The critical area setting, especially ED, is particularly suited to reveal the potential greater utility of P-SEP over PCT in the early diagnosis of sepsis. Several studies have shown that P-SEP has diagnostic and prognostic power substantially similar to PCT, but, unlike PCT, P-SEP increases earlier in bacterial infection and can be measured effectively and accurately within 17 min directly in the emergency department [
53]. A 2013 prospective study, conducted on 859 consecutive ED patients with at least two SIRS criteria (as defined prior to SEPIS-3), showed that P-SEP plasma levels is useful both for the diagnosis and for prognosis of sepsis, since P-SEP has been shown to be effective in stratifying the severity of sepsis, septic shock and in predicting mortality at 28 days. This study showed that the sensitivity, specificity, positive predictive value (PPV), negative predictive value (NPV) and diagnostic accuracy vary according to the cutoff used for P-SEP plasma levels. Using a cutoff of 449 ng/L P-SEP grades the severity of sepsis with sensitivity of 82.4%, specificity of 72.4%, PPV of 71.3% and NPV of 83.2% with a predictive accuracy of 77.0%; using a cutoff of 550 ng/L P-SEP predicts septic shock with sensitivity, specificity, PVV and NPV of 85.7%, 63.6%, 28.5% and 96.3%, respectively, and a predictive accuracy of 66.8%; using a cutoff of 556 ng/mL P-SEP predicts mortality at 28 days with sensitivity of 62.2%, specificity of 66.8%, PPV of 48.3%, NPV of 78.0% and predictive accuracy of 65.3% [
44]. In 2015, Carpio et al. performed another single-center prospective observational study, including 120 patients with SIRS or sepsis criteria (prior to SEPSIS-3) and 123 healthy controls, confirmed that P-SEP at a cutoff of 581 ng/L is effective in diagnosing sepsis, graduating severity of disease and differentiating between SIRS and sepsis in ED, with sensitivity of 61% and specificity of 100% [
49]. Also in this study, as in the previous one, the performance of P-SEP varies according to the cutoff considered: using a cutoff of 273 ng/L, a sensitivity of 95.5% and specificity of 21.7% were found, while using a cutoff of 686 ng/L these values were 46.5% and 91.3%, respectively.

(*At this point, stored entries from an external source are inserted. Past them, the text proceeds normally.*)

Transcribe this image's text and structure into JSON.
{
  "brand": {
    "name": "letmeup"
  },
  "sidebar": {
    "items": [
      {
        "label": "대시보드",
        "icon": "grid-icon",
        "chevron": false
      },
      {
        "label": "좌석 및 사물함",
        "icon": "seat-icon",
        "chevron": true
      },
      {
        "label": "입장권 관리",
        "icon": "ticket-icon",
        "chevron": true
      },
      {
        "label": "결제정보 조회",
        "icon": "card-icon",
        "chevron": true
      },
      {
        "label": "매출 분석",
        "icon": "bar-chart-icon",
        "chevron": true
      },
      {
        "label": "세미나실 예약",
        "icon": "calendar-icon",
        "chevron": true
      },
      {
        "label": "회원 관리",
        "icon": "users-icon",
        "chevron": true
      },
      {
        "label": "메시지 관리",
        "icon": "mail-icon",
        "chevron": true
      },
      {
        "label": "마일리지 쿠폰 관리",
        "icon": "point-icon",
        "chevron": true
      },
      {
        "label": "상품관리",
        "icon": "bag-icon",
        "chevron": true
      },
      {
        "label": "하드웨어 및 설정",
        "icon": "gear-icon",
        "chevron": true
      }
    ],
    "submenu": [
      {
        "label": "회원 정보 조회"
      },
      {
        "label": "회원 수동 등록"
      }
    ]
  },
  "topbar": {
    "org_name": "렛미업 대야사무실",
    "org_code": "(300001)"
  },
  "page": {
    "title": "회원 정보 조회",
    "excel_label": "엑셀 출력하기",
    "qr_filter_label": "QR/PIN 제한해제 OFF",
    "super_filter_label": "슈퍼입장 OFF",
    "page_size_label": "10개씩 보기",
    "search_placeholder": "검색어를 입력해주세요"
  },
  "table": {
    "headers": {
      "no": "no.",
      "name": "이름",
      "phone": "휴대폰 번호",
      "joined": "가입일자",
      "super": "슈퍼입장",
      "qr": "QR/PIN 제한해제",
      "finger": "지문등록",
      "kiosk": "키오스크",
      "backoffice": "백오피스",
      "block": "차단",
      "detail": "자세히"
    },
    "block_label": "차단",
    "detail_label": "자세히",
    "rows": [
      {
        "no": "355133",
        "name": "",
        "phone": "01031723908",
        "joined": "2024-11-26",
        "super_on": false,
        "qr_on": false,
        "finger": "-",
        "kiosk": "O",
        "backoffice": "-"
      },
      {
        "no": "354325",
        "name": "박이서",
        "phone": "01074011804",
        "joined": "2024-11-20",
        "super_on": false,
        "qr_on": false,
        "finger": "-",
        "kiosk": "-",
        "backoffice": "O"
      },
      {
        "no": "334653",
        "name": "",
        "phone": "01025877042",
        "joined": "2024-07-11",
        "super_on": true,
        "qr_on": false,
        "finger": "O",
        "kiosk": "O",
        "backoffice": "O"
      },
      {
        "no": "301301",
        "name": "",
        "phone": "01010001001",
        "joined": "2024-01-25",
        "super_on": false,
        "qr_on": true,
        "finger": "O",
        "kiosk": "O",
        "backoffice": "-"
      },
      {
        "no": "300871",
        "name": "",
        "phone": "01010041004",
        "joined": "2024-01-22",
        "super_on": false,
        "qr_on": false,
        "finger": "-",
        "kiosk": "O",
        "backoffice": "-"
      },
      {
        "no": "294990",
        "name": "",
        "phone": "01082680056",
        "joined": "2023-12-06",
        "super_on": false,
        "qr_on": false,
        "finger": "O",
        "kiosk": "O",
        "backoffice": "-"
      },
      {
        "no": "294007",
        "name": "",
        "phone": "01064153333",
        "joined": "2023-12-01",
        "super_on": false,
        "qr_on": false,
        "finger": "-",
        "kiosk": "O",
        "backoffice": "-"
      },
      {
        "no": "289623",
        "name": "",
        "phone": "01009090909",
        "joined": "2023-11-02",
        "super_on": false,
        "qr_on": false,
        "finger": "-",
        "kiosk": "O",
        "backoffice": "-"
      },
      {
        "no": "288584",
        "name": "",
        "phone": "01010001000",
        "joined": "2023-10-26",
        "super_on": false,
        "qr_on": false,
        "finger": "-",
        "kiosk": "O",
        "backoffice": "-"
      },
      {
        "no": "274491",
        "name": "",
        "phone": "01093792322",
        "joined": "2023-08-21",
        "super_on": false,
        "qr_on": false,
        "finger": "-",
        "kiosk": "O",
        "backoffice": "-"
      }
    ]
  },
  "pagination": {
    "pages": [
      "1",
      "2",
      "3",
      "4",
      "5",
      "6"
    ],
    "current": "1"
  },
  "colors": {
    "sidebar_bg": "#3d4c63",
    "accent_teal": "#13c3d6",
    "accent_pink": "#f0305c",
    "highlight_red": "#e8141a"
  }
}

A study performed by de Guadiana Romualdo et al. in 2014, including 226 patients admitted to the ED with SIRS criteria, of which 37 had positive blood culture (bacteremic SIRS group) and 189 had negative blood culture (non-bacteremic SIRS group), reported sensitivity, specificity, PPV and NVP values of 81.1%, 63%, 30% and 94.4%, respectively, for the diagnosis of SIRS using a cutoff of 729 ng/L [
57]. In 2017 the same author examined a cohort of 223 admitted in ED for suspected sepsis using two different P-SEP cutoffs, 312 and 849 ng/L, and found sensitivity values of 97.1% and of 67.1% and specificity values of 16.9% and 80.8%, respectively [
58]. It has been reported that, using a 101.6 ng/L cutoff, P-SEP, measured at the time of diagnosis in the ED 24 h before admission to the ICU, has values of sensitivity, specificity, PPV and NPV of 81.9%, 96.5%, 82.4% and 96.3%, respectively, thus allowing for better management in both severe sepsis and septic shock [
22,
59]. The different cutoff values reported in the different studies are likely due to heterogeneity regarding the clinical setting (ED, ICU), the sepsis criteria adopted (before or after SEPSIS-3) and the type of sample (plasma, serum or whole blood) for the measurement of the P-SEP.